We’ll build on the previous exercise by using the generated images in some website section layouts.
Your challenge is to recreate the sample website sections by combining and layering Figma's image editing tools. Feel free to follow the examples closely or put your own spin on them.
1. Copy the reference imagery and starter designs into a file
First, click Copy frame on the image below and paste the image and website section designs from your clipboard into your file.
2. Recreate these layouts, or imagine your own
Use the starting assets provided, or the images you created in the previous step, recreate one or both of the example layouts using Figma's image editing tools. Or, skip the examples and create your own layouts from scratch!
You’ll need to layer multiple image editing tools, like Expand and Isolate, together to achieve these layouts.
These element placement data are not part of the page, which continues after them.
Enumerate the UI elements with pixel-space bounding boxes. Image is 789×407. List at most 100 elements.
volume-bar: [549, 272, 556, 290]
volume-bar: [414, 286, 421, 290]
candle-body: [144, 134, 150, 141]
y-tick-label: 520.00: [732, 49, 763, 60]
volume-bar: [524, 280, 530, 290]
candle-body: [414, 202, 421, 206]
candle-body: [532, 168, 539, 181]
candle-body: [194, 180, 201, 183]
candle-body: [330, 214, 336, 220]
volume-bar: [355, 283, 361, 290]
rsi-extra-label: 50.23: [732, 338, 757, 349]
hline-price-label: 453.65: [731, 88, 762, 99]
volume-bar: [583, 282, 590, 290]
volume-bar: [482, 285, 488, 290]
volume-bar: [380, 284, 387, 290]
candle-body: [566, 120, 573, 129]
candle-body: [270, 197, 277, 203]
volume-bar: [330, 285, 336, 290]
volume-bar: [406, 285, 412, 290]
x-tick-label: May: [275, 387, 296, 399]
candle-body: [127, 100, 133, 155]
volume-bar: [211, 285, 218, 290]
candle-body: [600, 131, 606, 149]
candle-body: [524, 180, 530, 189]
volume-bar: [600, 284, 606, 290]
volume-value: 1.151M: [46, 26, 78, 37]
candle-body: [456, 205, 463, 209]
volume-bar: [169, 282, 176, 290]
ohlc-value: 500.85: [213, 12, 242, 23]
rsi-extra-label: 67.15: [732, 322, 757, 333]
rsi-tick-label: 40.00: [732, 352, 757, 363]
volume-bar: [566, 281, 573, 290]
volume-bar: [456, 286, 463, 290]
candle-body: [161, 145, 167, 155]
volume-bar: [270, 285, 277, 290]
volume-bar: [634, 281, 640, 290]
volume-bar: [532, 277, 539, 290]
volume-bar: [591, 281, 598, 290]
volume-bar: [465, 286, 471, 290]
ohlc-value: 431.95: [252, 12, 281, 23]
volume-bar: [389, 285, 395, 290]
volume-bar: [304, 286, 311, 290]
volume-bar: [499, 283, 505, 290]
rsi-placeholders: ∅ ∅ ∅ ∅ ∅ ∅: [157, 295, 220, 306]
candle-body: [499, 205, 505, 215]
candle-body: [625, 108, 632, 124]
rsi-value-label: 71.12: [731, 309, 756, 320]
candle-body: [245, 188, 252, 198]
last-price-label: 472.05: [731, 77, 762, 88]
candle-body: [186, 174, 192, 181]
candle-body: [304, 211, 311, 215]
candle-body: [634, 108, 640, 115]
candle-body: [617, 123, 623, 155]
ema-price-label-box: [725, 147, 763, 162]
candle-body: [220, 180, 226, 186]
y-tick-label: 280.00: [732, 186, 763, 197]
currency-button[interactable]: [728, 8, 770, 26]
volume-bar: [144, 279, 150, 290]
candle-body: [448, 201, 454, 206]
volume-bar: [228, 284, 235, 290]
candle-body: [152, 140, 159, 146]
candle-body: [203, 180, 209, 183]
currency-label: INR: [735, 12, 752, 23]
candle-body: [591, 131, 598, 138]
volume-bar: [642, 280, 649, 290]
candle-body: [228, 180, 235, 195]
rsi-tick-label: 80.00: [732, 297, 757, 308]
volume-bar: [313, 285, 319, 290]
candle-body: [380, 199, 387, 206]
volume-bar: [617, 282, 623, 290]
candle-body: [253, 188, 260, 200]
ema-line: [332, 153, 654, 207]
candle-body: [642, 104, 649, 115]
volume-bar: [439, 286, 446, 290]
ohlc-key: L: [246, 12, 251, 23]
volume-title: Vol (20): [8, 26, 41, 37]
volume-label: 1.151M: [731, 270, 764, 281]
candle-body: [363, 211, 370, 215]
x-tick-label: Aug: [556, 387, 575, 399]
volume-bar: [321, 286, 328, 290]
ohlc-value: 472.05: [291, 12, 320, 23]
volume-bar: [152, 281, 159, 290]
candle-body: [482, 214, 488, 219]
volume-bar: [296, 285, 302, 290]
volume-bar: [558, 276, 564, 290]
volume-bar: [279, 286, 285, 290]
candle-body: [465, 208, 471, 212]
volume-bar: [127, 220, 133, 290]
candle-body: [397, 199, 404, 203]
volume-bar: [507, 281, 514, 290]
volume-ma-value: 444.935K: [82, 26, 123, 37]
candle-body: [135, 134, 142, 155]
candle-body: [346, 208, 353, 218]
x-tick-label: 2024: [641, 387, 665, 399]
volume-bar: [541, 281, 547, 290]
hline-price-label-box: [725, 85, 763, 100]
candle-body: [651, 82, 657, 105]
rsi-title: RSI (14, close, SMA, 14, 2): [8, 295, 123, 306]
Not sure where to start? Follow along in the videos below, or copy the finished layouts into your file to inspect the designs:
Creating consistent creative treatments with Weave tools
As you work with Figma’s image tools, you might find yourself re-using parts of the process to create similar results: for example, the same reference imagery or the same language in each prompt.
Figma Weave allows you to systemize these workflows, packaging detailed prompts and reference imagery into node-based workflows that excel in consistent, high quality results. With Weave tools, you can access these workflows right from the Figma canvas.
Figma currently offers a set of pre-built Weave tools built for common creative tasks. They're particularly useful for:
- Applying a visual style to an image: Bauhaus, marker art, pixel art, crayon
- Generating product imagery: e-commerce shoots, multi-view product sheet
Coming soon, you'll be able to build your own Weave tools to define your own visual systems.
Think of building your own Weave workflow as setting up a creative system upfront. You define the style, the references, the prompts once. From there, anyone on the team can apply that treatment to any image, consistently, without having to recreate the thinking each time.
Now you try!
We'll build on the previous exercises by adapting an existing image for a new design direction.
Cheddar's landing page now needs a dark mode, and the current imagery no longer fits the theme. Instead of generating a new image and trying to recreate the original composition, you'll use Figma's Change Lighting Weave tool to transform the existing image into a neon-lit version. Same shot, completely different energy.
1. Copy the reference imagery and starter designs into a file
First, click Copy frame on the image below and paste the image and website section designs from your clipboard into your file.
2. Transform the images for dark mode
- Head over to Tools in the navigation bar on the left and search for Change lighting.
- Select one of the starting assets, or any image you’ve created, and choose the Neon colored light style.
- Then, follow the same steps as the previous exercise to adapt the new dark mode imagery into the website layouts, or create your own.
Not sure where to start? Follow along in the video below or copy the finished layouts into your file to inspect the designs.
Figma's AI image tools cover the full arc of working with imagery in a design. You can use them to handle the execution of your ideas, and speed up the amount of time it takes to create and refine images for your designs.
The best results come from bringing creative direction to the tools. Things like a specific prompt, a well-chosen reference, a clear sense of what the image needs to do in the design go a long way.